For a good review of the AMT issues, you can also turn to the February 22, 2007 entry “White House May Be Negotiating With Itself on Alternative Minimum Tax,” on Talking Taxes, the tax blog connected with Citizens for Tax Justice. (Regretably, these entries are all set to the general URL for the blog, so after today you’ll have to go to the right hand column and click on the title to pull up this entry directly.)

In short:

1. The 2001-2006 tax cuts passed by the Republican-dominated Congress and the Bush Administration were packaged with no plan to repeal the AMT, since AMT revenues were needed to pretend that the tax cut package was considerably cheaper than it was known to be.
2. The AMT’s reach is due to a combination of lack of inflation adjustment and the Bush tax law changes, which had a predicted and quantifiable impact on the number of taxpayers paying AMT taxes and the distributional impact of the overall tax package.
3. To suggest, as the Wall Street Journal editorial does, that the cost of repeal of the AMT should not be taken into account because the AMT was never intended to tax who it taxes is utter nonsense.

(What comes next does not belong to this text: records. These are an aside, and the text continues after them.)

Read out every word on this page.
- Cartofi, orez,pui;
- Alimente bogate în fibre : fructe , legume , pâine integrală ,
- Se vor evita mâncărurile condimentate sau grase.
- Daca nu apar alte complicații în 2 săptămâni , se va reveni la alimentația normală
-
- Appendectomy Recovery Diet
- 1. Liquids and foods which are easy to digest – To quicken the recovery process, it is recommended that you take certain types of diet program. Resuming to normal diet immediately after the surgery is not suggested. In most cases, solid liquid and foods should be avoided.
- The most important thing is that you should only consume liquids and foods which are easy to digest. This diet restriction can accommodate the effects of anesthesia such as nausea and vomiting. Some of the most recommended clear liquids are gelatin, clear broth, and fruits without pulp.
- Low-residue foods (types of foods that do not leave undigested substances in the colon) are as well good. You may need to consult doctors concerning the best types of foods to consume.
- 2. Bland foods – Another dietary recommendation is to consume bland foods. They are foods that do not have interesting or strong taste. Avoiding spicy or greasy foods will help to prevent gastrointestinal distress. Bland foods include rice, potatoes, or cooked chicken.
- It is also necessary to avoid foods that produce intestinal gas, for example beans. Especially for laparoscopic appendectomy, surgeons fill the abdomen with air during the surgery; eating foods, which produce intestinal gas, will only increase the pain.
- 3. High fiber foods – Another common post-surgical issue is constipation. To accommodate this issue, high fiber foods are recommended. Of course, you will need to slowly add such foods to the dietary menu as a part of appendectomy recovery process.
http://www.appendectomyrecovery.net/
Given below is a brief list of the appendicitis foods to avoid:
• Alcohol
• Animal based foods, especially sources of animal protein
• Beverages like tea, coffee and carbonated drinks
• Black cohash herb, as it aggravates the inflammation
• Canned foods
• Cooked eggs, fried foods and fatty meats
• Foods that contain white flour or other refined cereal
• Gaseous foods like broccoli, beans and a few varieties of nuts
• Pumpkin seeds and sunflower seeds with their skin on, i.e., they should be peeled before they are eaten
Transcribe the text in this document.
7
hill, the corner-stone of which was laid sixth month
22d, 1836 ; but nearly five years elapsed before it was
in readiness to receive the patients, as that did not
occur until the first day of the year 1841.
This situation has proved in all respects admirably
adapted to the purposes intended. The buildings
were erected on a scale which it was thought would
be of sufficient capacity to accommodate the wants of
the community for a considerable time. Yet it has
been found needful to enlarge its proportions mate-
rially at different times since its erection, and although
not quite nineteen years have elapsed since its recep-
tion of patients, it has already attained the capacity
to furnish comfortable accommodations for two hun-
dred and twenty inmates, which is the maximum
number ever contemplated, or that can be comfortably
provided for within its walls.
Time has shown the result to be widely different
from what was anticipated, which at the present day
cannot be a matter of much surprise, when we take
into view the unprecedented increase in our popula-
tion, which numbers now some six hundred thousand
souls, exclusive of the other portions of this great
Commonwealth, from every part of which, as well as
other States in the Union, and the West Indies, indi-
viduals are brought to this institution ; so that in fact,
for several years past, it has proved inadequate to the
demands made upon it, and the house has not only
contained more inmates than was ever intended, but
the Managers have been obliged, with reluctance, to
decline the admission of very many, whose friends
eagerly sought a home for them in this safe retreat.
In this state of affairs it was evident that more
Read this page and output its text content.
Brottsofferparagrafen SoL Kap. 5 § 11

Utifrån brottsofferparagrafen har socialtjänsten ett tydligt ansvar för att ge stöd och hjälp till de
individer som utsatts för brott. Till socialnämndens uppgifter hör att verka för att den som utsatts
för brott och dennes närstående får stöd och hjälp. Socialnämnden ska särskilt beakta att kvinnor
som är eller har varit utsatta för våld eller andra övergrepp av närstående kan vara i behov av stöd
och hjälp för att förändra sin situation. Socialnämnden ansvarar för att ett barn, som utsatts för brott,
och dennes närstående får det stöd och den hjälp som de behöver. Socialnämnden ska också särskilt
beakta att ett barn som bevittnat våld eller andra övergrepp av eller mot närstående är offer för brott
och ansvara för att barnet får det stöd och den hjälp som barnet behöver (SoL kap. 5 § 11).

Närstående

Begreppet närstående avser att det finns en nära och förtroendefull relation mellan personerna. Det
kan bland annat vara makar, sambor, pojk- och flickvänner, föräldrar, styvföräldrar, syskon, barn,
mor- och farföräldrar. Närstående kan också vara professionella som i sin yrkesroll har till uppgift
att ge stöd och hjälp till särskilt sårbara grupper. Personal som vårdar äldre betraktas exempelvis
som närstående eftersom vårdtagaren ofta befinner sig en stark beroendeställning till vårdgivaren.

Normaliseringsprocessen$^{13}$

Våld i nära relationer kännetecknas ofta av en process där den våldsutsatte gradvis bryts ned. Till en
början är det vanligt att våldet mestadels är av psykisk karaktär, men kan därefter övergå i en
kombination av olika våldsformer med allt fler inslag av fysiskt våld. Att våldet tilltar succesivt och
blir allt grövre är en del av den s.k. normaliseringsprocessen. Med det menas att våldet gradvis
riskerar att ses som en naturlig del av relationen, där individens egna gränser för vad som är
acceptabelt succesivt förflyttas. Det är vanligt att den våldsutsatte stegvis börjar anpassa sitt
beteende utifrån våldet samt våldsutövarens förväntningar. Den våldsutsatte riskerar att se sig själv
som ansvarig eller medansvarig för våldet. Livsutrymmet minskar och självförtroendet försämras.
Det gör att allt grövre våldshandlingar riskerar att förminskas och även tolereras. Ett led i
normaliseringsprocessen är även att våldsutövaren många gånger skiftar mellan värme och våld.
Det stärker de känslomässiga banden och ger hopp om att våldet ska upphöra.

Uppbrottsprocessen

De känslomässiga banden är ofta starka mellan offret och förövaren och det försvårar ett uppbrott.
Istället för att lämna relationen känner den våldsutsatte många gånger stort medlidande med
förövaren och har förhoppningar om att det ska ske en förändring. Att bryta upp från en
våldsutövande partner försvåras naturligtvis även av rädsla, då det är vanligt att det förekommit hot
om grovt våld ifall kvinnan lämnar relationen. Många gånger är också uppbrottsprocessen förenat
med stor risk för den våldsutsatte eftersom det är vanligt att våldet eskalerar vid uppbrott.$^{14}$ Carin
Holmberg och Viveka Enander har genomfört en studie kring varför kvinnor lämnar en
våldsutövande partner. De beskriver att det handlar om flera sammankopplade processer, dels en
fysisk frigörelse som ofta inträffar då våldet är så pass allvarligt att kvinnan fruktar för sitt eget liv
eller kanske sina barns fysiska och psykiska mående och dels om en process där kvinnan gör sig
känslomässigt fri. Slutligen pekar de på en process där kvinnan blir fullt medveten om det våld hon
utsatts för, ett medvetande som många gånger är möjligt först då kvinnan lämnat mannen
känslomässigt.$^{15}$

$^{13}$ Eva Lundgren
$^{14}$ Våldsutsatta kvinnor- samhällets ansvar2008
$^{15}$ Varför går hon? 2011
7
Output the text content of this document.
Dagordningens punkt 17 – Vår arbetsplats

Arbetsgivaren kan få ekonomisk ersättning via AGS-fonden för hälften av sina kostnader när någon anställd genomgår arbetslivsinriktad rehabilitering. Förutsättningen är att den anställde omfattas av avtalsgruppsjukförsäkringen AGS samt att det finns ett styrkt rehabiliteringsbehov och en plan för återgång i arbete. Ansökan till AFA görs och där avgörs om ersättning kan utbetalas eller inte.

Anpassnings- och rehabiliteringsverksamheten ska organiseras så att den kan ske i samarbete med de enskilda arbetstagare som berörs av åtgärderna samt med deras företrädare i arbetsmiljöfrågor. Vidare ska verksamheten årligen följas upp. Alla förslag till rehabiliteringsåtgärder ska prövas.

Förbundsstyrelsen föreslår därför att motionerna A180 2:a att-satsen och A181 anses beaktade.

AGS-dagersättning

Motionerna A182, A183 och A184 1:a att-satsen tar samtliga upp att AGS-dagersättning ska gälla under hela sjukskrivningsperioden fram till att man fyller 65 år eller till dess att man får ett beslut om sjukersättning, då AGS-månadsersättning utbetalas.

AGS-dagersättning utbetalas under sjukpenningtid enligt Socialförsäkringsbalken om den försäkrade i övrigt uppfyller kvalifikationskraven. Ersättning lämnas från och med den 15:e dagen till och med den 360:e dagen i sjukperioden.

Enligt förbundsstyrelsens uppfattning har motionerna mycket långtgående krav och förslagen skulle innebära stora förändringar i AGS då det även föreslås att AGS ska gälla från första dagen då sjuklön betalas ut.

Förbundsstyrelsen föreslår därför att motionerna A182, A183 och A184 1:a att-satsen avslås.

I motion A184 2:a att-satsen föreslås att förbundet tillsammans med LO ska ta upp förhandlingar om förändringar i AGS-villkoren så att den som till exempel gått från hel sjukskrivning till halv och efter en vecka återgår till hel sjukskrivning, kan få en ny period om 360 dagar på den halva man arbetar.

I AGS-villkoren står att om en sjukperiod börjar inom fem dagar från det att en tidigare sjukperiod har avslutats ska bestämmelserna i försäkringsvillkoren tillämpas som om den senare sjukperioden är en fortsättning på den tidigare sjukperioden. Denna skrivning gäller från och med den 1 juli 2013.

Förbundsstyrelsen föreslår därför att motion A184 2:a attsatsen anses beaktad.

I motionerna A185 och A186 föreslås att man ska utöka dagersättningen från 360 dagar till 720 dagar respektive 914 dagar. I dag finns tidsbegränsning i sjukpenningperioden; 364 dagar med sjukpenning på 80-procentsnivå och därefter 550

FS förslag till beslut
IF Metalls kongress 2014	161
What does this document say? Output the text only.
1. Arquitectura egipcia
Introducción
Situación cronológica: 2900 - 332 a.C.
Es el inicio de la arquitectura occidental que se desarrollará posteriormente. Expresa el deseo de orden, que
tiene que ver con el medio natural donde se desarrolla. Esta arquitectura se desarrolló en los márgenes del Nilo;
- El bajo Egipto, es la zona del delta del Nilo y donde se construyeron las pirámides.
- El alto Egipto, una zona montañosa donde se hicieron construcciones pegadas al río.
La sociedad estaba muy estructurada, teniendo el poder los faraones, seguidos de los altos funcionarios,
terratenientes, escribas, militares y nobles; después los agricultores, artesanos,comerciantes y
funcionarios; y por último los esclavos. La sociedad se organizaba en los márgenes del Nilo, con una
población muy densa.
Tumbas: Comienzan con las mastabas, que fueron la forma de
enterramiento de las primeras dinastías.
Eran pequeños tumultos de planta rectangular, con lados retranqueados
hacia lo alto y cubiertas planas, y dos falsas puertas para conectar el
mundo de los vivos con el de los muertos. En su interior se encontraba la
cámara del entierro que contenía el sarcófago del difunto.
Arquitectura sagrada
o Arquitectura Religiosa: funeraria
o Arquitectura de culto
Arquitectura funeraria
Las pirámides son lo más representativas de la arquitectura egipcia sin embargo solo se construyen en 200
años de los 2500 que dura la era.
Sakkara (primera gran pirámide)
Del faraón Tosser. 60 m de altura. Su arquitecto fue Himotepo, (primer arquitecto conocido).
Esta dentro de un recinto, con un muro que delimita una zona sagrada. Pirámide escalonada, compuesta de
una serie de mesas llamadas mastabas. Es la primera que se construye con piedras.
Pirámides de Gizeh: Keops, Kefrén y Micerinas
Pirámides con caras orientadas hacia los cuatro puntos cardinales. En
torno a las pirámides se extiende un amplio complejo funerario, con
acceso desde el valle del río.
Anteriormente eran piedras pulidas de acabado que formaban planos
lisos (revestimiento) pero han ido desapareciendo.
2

Congress fully intended for the AMT to continue to operate, or it would have repealed the AMT as part of its tax cut packages in 2001 or 2003. It gave priority to cutting the capital gains taxes on the wealthiest Americans, and not to preventing the AMT from creeping lower down into the middle income brackets than it would otherwise have done.
4. Whatever it does with the AMT, Congress should do it through an open, deliberative process that considers the necessary tradeoffs.

I’d ask Congress to consider some of the following questions. Do we want to continue to push the burden of taxation down onto ordinary Americans (and by ordinary, I mean those with gross incomes of less than $150,000) whose primary source of income is wages from their work, or do we want those Americans with extensive wealth and extensive income from stocks and other financial instruments to pay their fair share? Do we want to protect ordinary Americans from the complexities of multiple calculations or do we want to use “simplification” arguments as just another way to decrease tax revenues paid in by those in the higher income distributions? Do we want to destroy the safety net developed by progressive legislators over the last century, or do we want to ensure that Americans of all ethnicities, races and classes receive adequate food, shelter, medical care and education through publicly sustained institutions?